Three months after Prime Minister Narendra Modi refused to fly over Pakistan’s airspace when it was closed for civilian flights, Islamabad on Saturday turned down a request by India to allow President Ram Nath Kovind to use its airspace for his flight to Iceland.
This was revealed by Pakistan Foreign Minister Shah Mahmood Qureshi on Saturday. “The Indian President had sought permission to use Pakistan’s airspace to travel to Iceland but we decided not to permit him,” Qureshi said in a statement, without giving further details. “The decision has been taken in view of India’s behaviour,” he said.
Qureshi told Pakistani TV channels that the decision was approved by Pakistan’s Prime Minister Imran Khan in view of the situation in Kashmir.

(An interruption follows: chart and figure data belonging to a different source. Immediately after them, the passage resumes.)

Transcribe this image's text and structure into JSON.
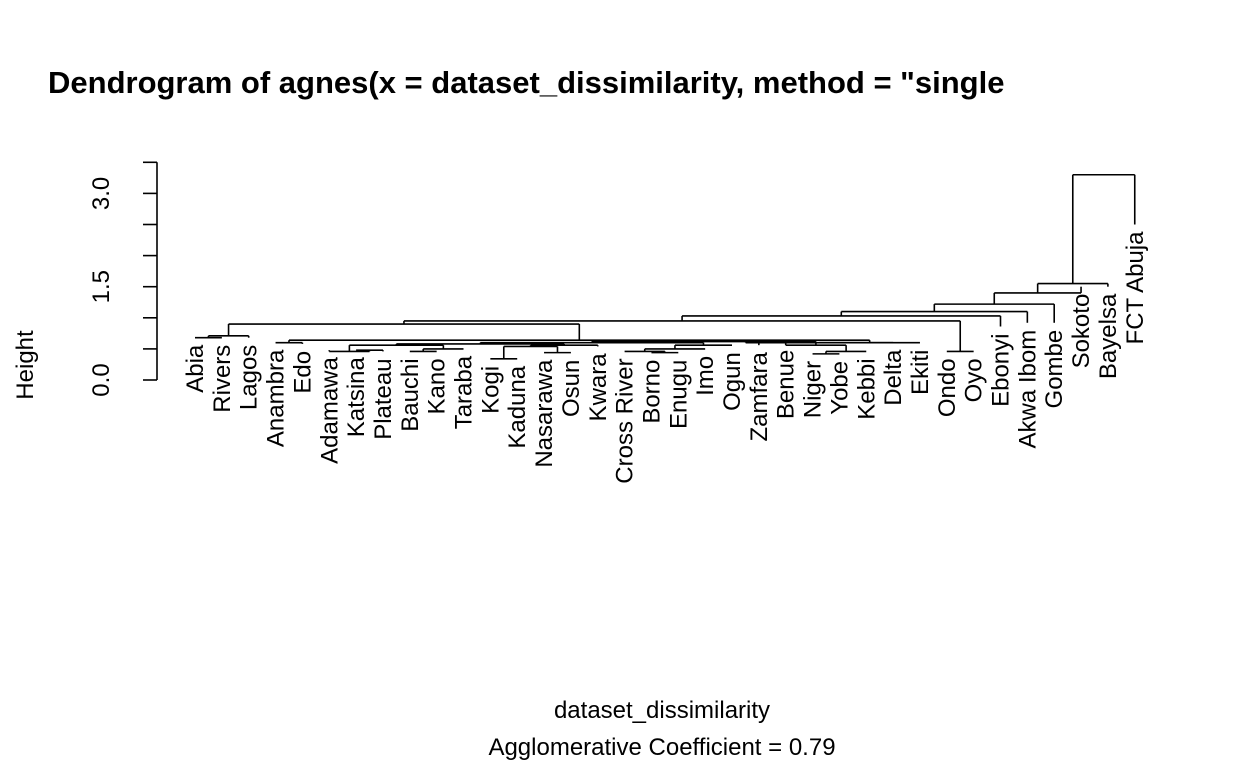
{
  "chart_data": {
    "type": "dendrogram",
    "title": "Dendrogram of  agnes(x = dataset_dissimilarity, method = \"single",
    "xlabel": "dataset_dissimilarity",
    "ylabel": "Height",
    "subtitle_prefix": "Agglomerative Coefficient =  ",
    "agglomerative_coefficient": "0.79",
    "ylim": [
      0,
      3.5
    ],
    "yticks": [
      0.0,
      0.5,
      1.0,
      1.5,
      2.0,
      2.5,
      3.0,
      3.5
    ],
    "ytick_labels": [
      "0.0",
      "1.5",
      "3.0"
    ],
    "ytick_label_values": [
      0.0,
      1.5,
      3.0
    ],
    "leaves": [
      "Abia",
      "Rivers",
      "Lagos",
      "Anambra",
      "Edo",
      "Adamawa",
      "Katsina",
      "Plateau",
      "Bauchi",
      "Kano",
      "Taraba",
      "Kogi",
      "Kaduna",
      "Nasarawa",
      "Osun",
      "Kwara",
      "Cross River",
      "Borno",
      "Enugu",
      "Imo",
      "Ogun",
      "Zamfara",
      "Benue",
      "Niger",
      "Yobe",
      "Kebbi",
      "Delta",
      "Ekiti",
      "Ondo",
      "Oyo",
      "Ebonyi",
      "Akwa Ibom",
      "Gombe",
      "Sokoto",
      "Bayelsa",
      "FCT Abuja"
    ],
    "leaf_heights": [
      0.68,
      0.68,
      0.68,
      0.6,
      0.58,
      0.48,
      0.48,
      0.46,
      0.46,
      0.46,
      0.5,
      0.34,
      0.34,
      0.44,
      0.44,
      0.54,
      0.46,
      0.44,
      0.44,
      0.5,
      0.56,
      0.56,
      0.6,
      0.42,
      0.42,
      0.46,
      0.6,
      0.6,
      0.46,
      0.46,
      0.86,
      0.92,
      0.92,
      1.5,
      1.5,
      2.5
    ],
    "merges": [
      {
        "a": "Abia",
        "b": "Rivers",
        "height": 0.68
      },
      {
        "a": "m1",
        "b": "Lagos",
        "height": 0.71
      },
      {
        "a": "Anambra",
        "b": "Edo",
        "height": 0.6
      },
      {
        "a": "Katsina",
        "b": "Plateau",
        "height": 0.48
      },
      {
        "a": "Adamawa",
        "b": "m4",
        "height": 0.46
      },
      {
        "a": "Bauchi",
        "b": "Kano",
        "height": 0.46
      },
      {
        "a": "m6",
        "b": "Taraba",
        "height": 0.5
      },
      {
        "a": "m5",
        "b": "m7",
        "height": 0.56
      },
      {
        "a": "Kogi",
        "b": "Kaduna",
        "height": 0.34
      },
      {
        "a": "Nasarawa",
        "b": "Osun",
        "height": 0.44
      },
      {
        "a": "m9",
        "b": "m10",
        "height": 0.54
      },
      {
        "a": "m11",
        "b": "Kwara",
        "height": 0.56
      },
      {
        "a": "m8",
        "b": "m12",
        "height": 0.58
      },
      {
        "a": "Borno",
        "b": "Enugu",
        "height": 0.44
      },
      {
        "a": "Cross River",
        "b": "m14",
        "height": 0.46
      },
      {
        "a": "m15",
        "b": "Imo",
        "height": 0.5
      },
      {
        "a": "m16",
        "b": "Ogun",
        "height": 0.56
      },
      {
        "a": "m13",
        "b": "m17",
        "height": 0.6
      },
      {
        "a": "m18",
        "b": "Zamfara",
        "height": 0.62
      },
      {
        "a": "Niger",
        "b": "Yobe",
        "height": 0.42
      },
      {
        "a": "m20",
        "b": "Kebbi",
        "height": 0.46
      },
      {
        "a": "Benue",
        "b": "m21",
        "height": 0.56
      },
      {
        "a": "m19",
        "b": "m22",
        "height": 0.62
      },
      {
        "a": "m23",
        "b": "Delta",
        "height": 0.6
      },
      {
        "a": "m24",
        "b": "Ekiti",
        "height": 0.6
      },
      {
        "a": "m3",
        "b": "m25",
        "height": 0.64
      },
      {
        "a": "Ondo",
        "b": "Oyo",
        "height": 0.46
      },
      {
        "a": "m2",
        "b": "m26",
        "height": 0.9
      },
      {
        "a": "m28",
        "b": "m27",
        "height": 0.95
      },
      {
        "a": "m29",
        "b": "Ebonyi",
        "height": 1.03
      },
      {
        "a": "m30",
        "b": "Akwa Ibom",
        "height": 1.1
      },
      {
        "a": "m31",
        "b": "Gombe",
        "height": 1.22
      },
      {
        "a": "m32",
        "b": "Sokoto",
        "height": 1.4
      },
      {
        "a": "m33",
        "b": "Bayelsa",
        "height": 1.55
      },
      {
        "a": "m34",
        "b": "FCT Abuja",
        "height": 3.3
      }
    ]
  }
}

Responding to a query on the issue, the Ministry of External Affairs’ official spokesperson Raveesh Kumar said: “We regret the decision of the Government of Pakistan to deny overflight clearance for the VVIP special flight which is otherwise granted routinely by any normal country. We call upon Pakistan to recognise the futility of such unilateral actions.”
In August, Modi used the airspace over Pakistan on his way to France and back to India. But in June, when Pakistan had closed its airspace, Modi had to take a detour on his way to Bishkek in Kyrgyzstan — though Islamabad had granted permission for his flight.
Sources said the government had decided to approach Pakistan for Kovind’s flight. But, with Islamabad’s refusal, sources said the government is unlikely to approach Pakistan later this month, when Modi goes to the US to attend the United Nations General Assembly and other engagements in New York and Houston.
Pakistan had fully closed its airspace on February 26, after the Indian Air Force fighter jets struck a Jaish-e-Mohammed (JeM) terrorist training camp in Balakot in retaliation to the Pulwama attack on February 14. On July 16, it opened its airspace for all civilian traffic.
But last month, following tension between the two countries after India’s decision to scrap Jammu and Kashmir’s special status, the Pakistan government said it was once again considering closure of its airspace for Indian flights. However, it is yet to announce its decision so far.
Kovind will embark on a visit to Iceland, Switzerland and Slovenia from Monday, during which he is expected to brief the top leadership in those countries on India’s “national concerns”, especially in view of terror incidents this year, including the Pulwama attack.
The latest round of diplomatic tit-for-tat comes at a time when India has put across its point to the international community that J&K is India’s internal matter and any issues between India and Pakistan will be resolved bilaterally between the two countries.
Earlier, Pakistan decided to downgrade diplomatic ties and expelled the Indian High Commissioner. It has also stopped all bilateral trade. Pakistan PM Khan has said that he will raise the Kashmir issue at every international forum, including at the UN General Assembly next month.
During airspace closure from February to July, Indian passengers and foreign tourists coming to India had to bear the burden of additional time and money, apart from inconvenience caused to them.
According to the government’s own admission, Indian airlines suffered losses worth Rs 548 crore due to airspace closure by Pakistan.